Now, as she glided into the hall, to get away from the rain, one image haunted her thoughts. Ehjin, on a farmer's mount, traveling from village to village, spreading word. Planning an evacuation no one wanted. Plotting resistance in the rain and mud. While Gellayna remained in the cold Ednin castle to the north, and Teshen did whatever he did...
Who's life? Who's death? And would the rain prolong it, or just grant the illusion of distance?
“Ah!” Omae Hehriya called as Shayla made her way down the stair. “I made soup! Perfect for today, yes?” The old woman beamed at her, but Shayla was beginning to develop an idea of what pains she hid. She hid them well. I must learn to hide my fears so skillfully.

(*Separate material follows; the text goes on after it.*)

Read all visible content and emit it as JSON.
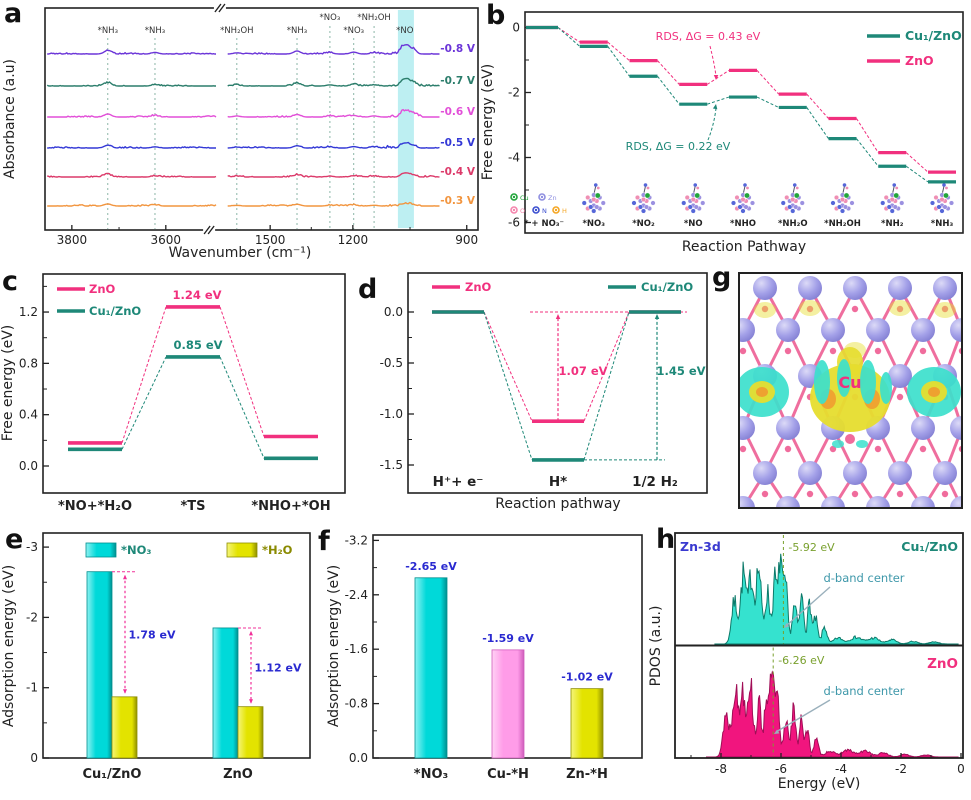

“Soup!” Khirisse called, trailing her toddling sister as she rushed in from the outdoors.
“Children!” Shayla and Omae said at once.
“Mud,” Shayla reminded in a softer tone. Khirisse looked down at her self and winced. “Ays' fault.”
“I'm sure,” Shayla said, “But get out of those clothes first.”
“All right.” Khirisse heaved a sigh. When her daughter was on the stair, Shayla rolled her eyes.
Omae laughed. “I'm sure you were every bit as over dramatic as they.”
“It's entirely possible.”
“Now, how about that soup?”
“Perfect, Omae.” But in the kitchen, spoon in hand, she heard the rain again and thought of her absent loved ones. All over again, she worried how they fared.